- Genre: Reality
- Created by: MTV UK/VH1
- Developed by: Tijuana Entertainment
- Starring: Bryan Abrams Rich Cronin Chris Kirkpatrick Jeff Timmons Katie McNeil
- Country of origin: United States
- No. of seasons: 1
- No. of episodes: 7

Production
- Executive producers: Troy Searer John Foy Kennedy Etc.
- Running time: 30 mins.

Original release
- Network: VH1
- Release: August 6, 2007 – January 1, 2008

Related
- Totally Boyband

= Mission Man Band =

American reality television series

Mission: Man Band (also known as SureShot, Totally Boyband and Band of Men) is an American reality television series that first aired on VH1 on August 6, 2007.

==Overview==
The show is based on a format produced by MTV UK (Totally Boyband), in which a boy band is formed with various members of successful pop acts from the past.

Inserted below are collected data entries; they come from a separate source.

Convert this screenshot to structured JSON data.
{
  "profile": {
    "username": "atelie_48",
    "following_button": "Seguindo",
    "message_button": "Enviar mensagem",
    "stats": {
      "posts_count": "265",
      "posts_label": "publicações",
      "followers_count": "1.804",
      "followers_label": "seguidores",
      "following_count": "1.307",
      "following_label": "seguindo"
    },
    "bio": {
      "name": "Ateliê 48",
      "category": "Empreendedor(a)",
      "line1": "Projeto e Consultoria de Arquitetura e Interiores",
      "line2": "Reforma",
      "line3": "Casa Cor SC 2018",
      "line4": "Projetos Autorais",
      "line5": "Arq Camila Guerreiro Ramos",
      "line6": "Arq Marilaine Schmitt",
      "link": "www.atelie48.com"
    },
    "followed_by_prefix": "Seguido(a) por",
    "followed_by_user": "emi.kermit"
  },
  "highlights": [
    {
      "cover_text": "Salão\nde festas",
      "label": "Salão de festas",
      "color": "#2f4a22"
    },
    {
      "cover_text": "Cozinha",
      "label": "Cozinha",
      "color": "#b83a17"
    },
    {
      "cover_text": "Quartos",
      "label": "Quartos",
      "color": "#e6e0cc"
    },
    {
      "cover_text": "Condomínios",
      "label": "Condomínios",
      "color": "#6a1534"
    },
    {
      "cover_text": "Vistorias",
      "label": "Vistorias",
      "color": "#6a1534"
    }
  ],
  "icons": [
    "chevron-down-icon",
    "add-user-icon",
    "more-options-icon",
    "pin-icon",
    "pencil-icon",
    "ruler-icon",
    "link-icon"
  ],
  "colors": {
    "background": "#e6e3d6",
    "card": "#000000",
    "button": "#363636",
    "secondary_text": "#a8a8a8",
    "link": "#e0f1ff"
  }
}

The show follows the production, recording, performance and behind-the-scenes action involved in the run-up to the launch of their first single as a new group.

The group, which calls itself Sureshot, consisted of four members:
- Bryan Abrams (Color Me Badd)
- Rich Cronin (LFO)
- Chris Kirkpatrick (*NSYNC)
- Jeff Timmons (98 Degrees)

The four of them lived together for three weeks in Kirkpatrick's home in Orlando, Florida, and collectively wrote and produced songs with the help of professionals from the music industry, producer Bryan-Michael Cox, music manager Katie McNeil and vocal coach Gerry Williams as cameras followed their every move. On January 23, 2007, the group performed at halftime of an Orlando Magic basketball game, where they ended up being booed from the arena after their performance. The performance was filmed by VH1. On January 30, the group performed at Mansion in Miami, Florida, also filmed by VH1. Shooting for the show took place between January 15 and February 2, 2007.

The show was produced by Tijuana Entertainment, the same production team behind Breaking Bonaduce and Shooting Sizemore.